Personally I’ve always thought that PFI or private finance initiative to be little more than a rip off of the tax payers – all that happens is a private company builds the government something and then leases it back at a greatly inflated cost – why on earth the government doesn’t just borrow the money and build it itself I’ll never know. And anybody who believes that private companies are more efficient is living in cloud-cuckoo-land – every company I’ve ever worked for is riddled with inefficiencies: it’s the nature of people – we aren’t machines.
George Monbiot shows why we’ll be paying twice for the M25.
When Labour took power in 1997, it told public servants that there would be no alternative to PFI. “When there is a limited amount of public sector capital available, as there is,” the health secretary, Alan Milburn, announced, “it’s PFI or bust.” After 12 years, the policy hasn’t changed. A leaked email summarising a meeting with the current health secretary, Alan Johnson, in January this year revealed that “PFIs have always been the NHS’s ‘plan A’ for building new hospitals … There was never a ‘plan B’.” If you apply for public funds, you won’t get them: to build a new hospital or school or prison, you must PFI it.
But the bid still has to show that private finance beats the public sector comparator. As Jeremy Colman, then the UK’s assistant auditor-general, pointed out: “If the answer comes out wrong, you don’t get your project. So the answer doesn’t come out wrong very often.” Some of the public sector comparators used, he said, are “utter rubbish” and “utterly irrelevant”.
How do you produce the right answer? By costing risk the right way. When private companies take on a PFI project, they are deemed to acquire risks that the state would otherwise have carried. These risks carry a price, which proves to be remarkably responsive to the outcome you want. A paper in the British Medical Journal shows that before risk was costed, the hospital schemes it studied would have been built much more cheaply with public funds. After the risk was costed, they all tipped the other way; in several cases by less than 0.1%.

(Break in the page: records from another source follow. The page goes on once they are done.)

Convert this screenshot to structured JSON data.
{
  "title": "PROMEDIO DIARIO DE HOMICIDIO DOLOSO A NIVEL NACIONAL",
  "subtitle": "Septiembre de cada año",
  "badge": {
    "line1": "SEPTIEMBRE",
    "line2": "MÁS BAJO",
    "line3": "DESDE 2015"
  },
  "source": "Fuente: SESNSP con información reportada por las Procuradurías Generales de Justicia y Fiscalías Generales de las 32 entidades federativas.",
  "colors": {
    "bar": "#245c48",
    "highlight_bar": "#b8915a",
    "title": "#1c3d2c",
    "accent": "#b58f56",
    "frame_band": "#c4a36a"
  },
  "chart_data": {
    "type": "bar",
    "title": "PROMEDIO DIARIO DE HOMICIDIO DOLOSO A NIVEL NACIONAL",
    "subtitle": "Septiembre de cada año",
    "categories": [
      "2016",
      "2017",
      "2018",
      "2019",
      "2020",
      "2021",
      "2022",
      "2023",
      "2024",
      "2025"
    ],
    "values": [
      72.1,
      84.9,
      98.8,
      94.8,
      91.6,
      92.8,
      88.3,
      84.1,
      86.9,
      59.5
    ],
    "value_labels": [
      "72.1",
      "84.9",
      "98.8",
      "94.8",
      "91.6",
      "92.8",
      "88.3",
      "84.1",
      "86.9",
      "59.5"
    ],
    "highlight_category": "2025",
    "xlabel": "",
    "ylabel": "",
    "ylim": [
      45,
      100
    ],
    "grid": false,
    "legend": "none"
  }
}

Britain’s PFI rip-offs would make the Camorra splutter into their grappa. A bridge from the mainland to Skye, which shouldn’t have cost more than £15m, stung local people and the taxpayer for £93.6m. A hospital scheme in Coventry was reverse-engineered by health chiefs to attract private capital. The city’s two hospitals were to have been renovated by the public sector for £30m. Instead, they were demolished and one was rebuilt for £410m. To attract backers for the Norfolk and Norwich University hospital, the Department of Health, acting on instructions from the Treasury, left a £95m sweetener in the contract. The companies that built the first eight PFI road schemes in the UK have made average annual operating profits of 68% (all references are on my website). But the worst is yet to come.
Like the hospital in Coventry, the M25 widening scheme appears to have been designed to maximise corporate profits. The Campaign for Better Transport points out that if the whole scheme had used existing hard shoulders rather than building new lanes, the total cost would have been £478m – not £5bn. Like all PFI projects, because the contract is so long and the costs of breaking it are so high, this road widening locks us into existing transport patterns: if in future a government tries to respond to climate change or peak oil by changing the way we travel, it will have to pay a crushing penalty to the companies that enlarged the road. Those perversities are standard. But this scheme gets much weirder.
The government, as usual, is telling us as little as it can get away with. But the Department for Transport has admitted that, to make the project viable, it might have to bail out the M25 consortium. Some reports suggest that to make sure the consortium remains solvent during the construction phase of the contract – which is worth £1.3bn – the government will have to lend it £400m. The European Investment Bank has already pledged £500m – which is also taxpayers’ money. This private finance initiative scheme doesn’t require much private finance, or initiative.
If the government underwrites the scheme, the greater part of the risk will fall on taxpayers, negating the entire rationale of PFI. But, citing higher lending risks during the recession, the banks backing PFI infrastructure projects have increased their margins, in some cases by 500%. The government will lend or promise to lend cheap money to the banks, which will then charge us, through the consortium, stonking rates of interest for the use of our own cash.
Weird enough for you yet? Well, one of the banks reported to be backing the scheme is RBS. The taxpayer now owns 58% of it. This is likely to rise soon to 95%. If the government underwrites the M25 expansion, it will in effect be bailing out RBS twice, then charging itself for the privilege – and for the bankers’ fees, including salaries and bonuses. RBS – in other words, you and me – already has £10bn invested in PFI schemes in this country, for which we are paying extravagant rates. George Monbiot, The Guardian.
I’ve quote too much of George’s article, however, what has happened to the Labour party that it effectively is siphoning off money from the poorest of us and shovelling it into the pockets of very wealthy amoral bankers?